The MOSS (Mini One Stop Shop) scheme has been introduced in almost all Member States, with the exception of Poland and Slovakia. Services previously covered by the MOSS scheme are now covered by the One Stop Shop (OSS).

Conclusion

While the introduction of a separate offense for VAT fraud, distinct from general tax evasion, may be justified, the introduction of a specific offense for cyber VAT fraud does not seem necessary. This means that the creation of a new stand-alone offense with a structural technical element is not strictly necessary, as the existing “traditional” legislation is perfectly sufficient. This conclusion is based on several considerations. From a phenomenological point of view, the definition chosen for this project is intentionally broad in order to cover a wide range of scenarios, including those involving digital elements. It is important to note that VAT fraud is classified as a “free-form” offense in most jurisdictions. This classification implies that the commission is not restricted to a limited or exhaustive list of specific acts. As a result, the inclusion of digital tools or methods in the commission of VAT fraud does not preclude it from being prosecuted under the traditional VAT fraud legal framework. This flexible approach ensures that emerging technological dimensions of the offense are adequately addressed without the need to create a separate legal provision.

According to most experts, the introduction of an aggravating circumstance for the use of digital means would also not add significant value, as it is a natural evolution of traditional VAT fraud. The use of technology in this context does not lead to a significant increase in harmfulness or disvalue. Instead, it might be more appropriate to adapt the sanctions to the severity and scope of the offense.

However, it is necessary to focus less on the substantive aspects of criminal law and more on the procedural aspects. Attention should be paid to the discovery and collection of evidence. To combat this phenomenon effectively, it must be intercepted in real time, given the speed of transactions and the ease with which companies can be opened and closed, facilitated by technological progress.

At the same time, it seems more appropriate to strengthen cooperation between the public and private sectors in this area, rather than increasing the obligations of the platforms. Indeed, the platforms take on a quasi-public role when they cooperate with the authorities in data management.
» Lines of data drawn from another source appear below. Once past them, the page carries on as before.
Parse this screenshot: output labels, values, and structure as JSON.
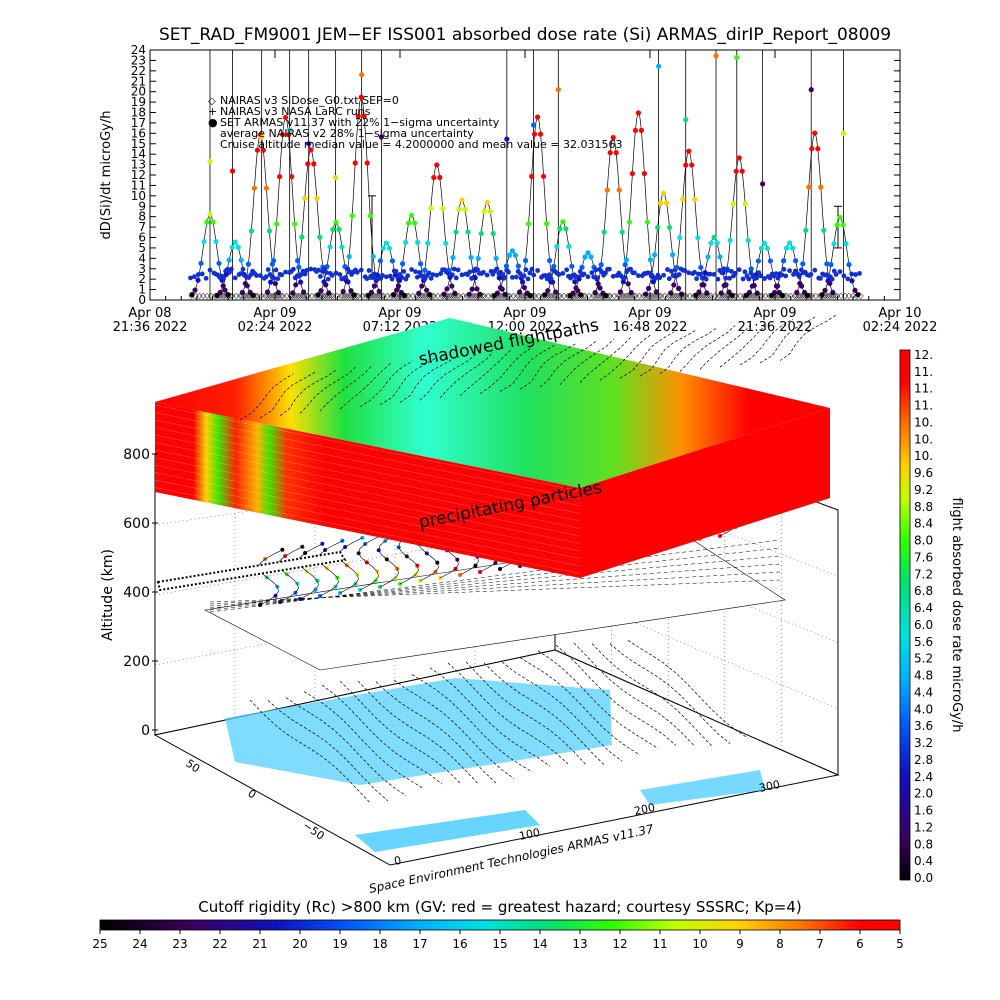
{
  "title": "SET_RAD_FM9001  JEM−EF ISS001 absorbed dose rate (Si) ARMAS_dirIP_Report_08009",
  "chart_data": [
    {
      "type": "scatter",
      "ylabel": "dD(Si)/dt microGy/h",
      "ylim": [
        0,
        24
      ],
      "y_ticks": [
        "0",
        "1",
        "2",
        "3",
        "4",
        "5",
        "6",
        "7",
        "8",
        "9",
        "10",
        "11",
        "12",
        "13",
        "14",
        "15",
        "16",
        "17",
        "18",
        "19",
        "20",
        "21",
        "22",
        "23",
        "24"
      ],
      "x_ticks": [
        {
          "l1": "Apr 08",
          "l2": "21:36 2022"
        },
        {
          "l1": "Apr 09",
          "l2": "02:24 2022"
        },
        {
          "l1": "Apr 09",
          "l2": "07:12 2022"
        },
        {
          "l1": "Apr 09",
          "l2": "12:00 2022"
        },
        {
          "l1": "Apr 09",
          "l2": "16:48 2022"
        },
        {
          "l1": "Apr 09",
          "l2": "21:36 2022"
        },
        {
          "l1": "Apr 10",
          "l2": "02:24 2022"
        }
      ],
      "legend": [
        "NAIRAS v3 SiDose_G0.txt SEP=0",
        "NAIRAS v3 NASA LaRC runs",
        "SET ARMAS v11.37 with 22% 1−sigma uncertainty",
        "average NAIRAS v2 28% 1−sigma uncertainty",
        "Cruise altitude median value = 4.2000000 and mean value = 32.031563"
      ],
      "legend_symbols": [
        "◇",
        "+",
        "●"
      ],
      "series": [
        {
          "name": "SET ARMAS v11.37 with 22% 1−sigma uncertainty",
          "values_description": "periodic orbital passes, baseline 1–4 microGy/h with spikes to 10–24 microGy/h"
        }
      ]
    },
    {
      "type": "heatmap",
      "zlabel": "Altitude (km)",
      "z_ticks": [
        "0",
        "200",
        "400",
        "600",
        "800"
      ],
      "lat_ticks": [
        "50",
        "0",
        "−50"
      ],
      "lon_ticks": [
        "0",
        "100",
        "200",
        "300"
      ],
      "annotations": [
        "shadowed flightpaths",
        "precipitating particles"
      ],
      "credit": "Space Environment Technologies ARMAS v11.37"
    }
  ],
  "right_colorbar": {
    "label": "flight absorbed dose rate microGy/h",
    "ticks": [
      "12.",
      "11.",
      "11.",
      "11.",
      "10.",
      "10.",
      "10.",
      "9.6",
      "9.2",
      "8.8",
      "8.4",
      "8.0",
      "7.6",
      "7.2",
      "6.8",
      "6.4",
      "6.0",
      "5.6",
      "5.2",
      "4.8",
      "4.4",
      "4.0",
      "3.6",
      "3.2",
      "2.8",
      "2.4",
      "2.0",
      "1.6",
      "1.2",
      "0.8",
      "0.4",
      "0.0"
    ]
  },
  "bottom_colorbar": {
    "title": "Cutoff rigidity (Rc) >800 km (GV: red = greatest hazard; courtesy SSSRC; Kp=4)",
    "ticks": [
      "25",
      "24",
      "23",
      "22",
      "21",
      "20",
      "19",
      "18",
      "17",
      "16",
      "15",
      "14",
      "13",
      "12",
      "11",
      "10",
      "9",
      "8",
      "7",
      "6",
      "5"
    ]
  },
  "colors": {
    "rainbow": [
      "#000000",
      "#3b0060",
      "#1010c0",
      "#0060ff",
      "#00b0ff",
      "#00e0e0",
      "#00e070",
      "#30ff00",
      "#c0ff00",
      "#ffd000",
      "#ff7000",
      "#ff0000"
    ],
    "map_ocean": "#55d0ff",
    "map_land": "#ffffff"
  }
}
Financial investigations involving all types of crime require the development and harmonization of new tools at European level, but also the use of intelligence systems as a method of data collection and analysis. The use of both proactive and reactive ICT strategies appears to be essential in the fight against VAT fraud and cyber VAT fraud.

The key challenge is not only to collect more data, as a significant amount is already available, but rather to analyze and compare this data in real time. Automated analysis systems that are able to detect anomalies are crucial. To achieve this, the development of artificial intelligence tools is crucial, as is already being implemented in some Member States.

Conflict of interest

The authors declare no conflict of interest.

Acknowledgement

“Project EU CYBER VAT. Funded by the European Union. Views and opinions expressed are however those of the author(s) only and do not necessarily reflect those of the European Union or the European Anti-Fraud Office (OLAF). Neither the European Union nor the granting authority can be held responsible for them.”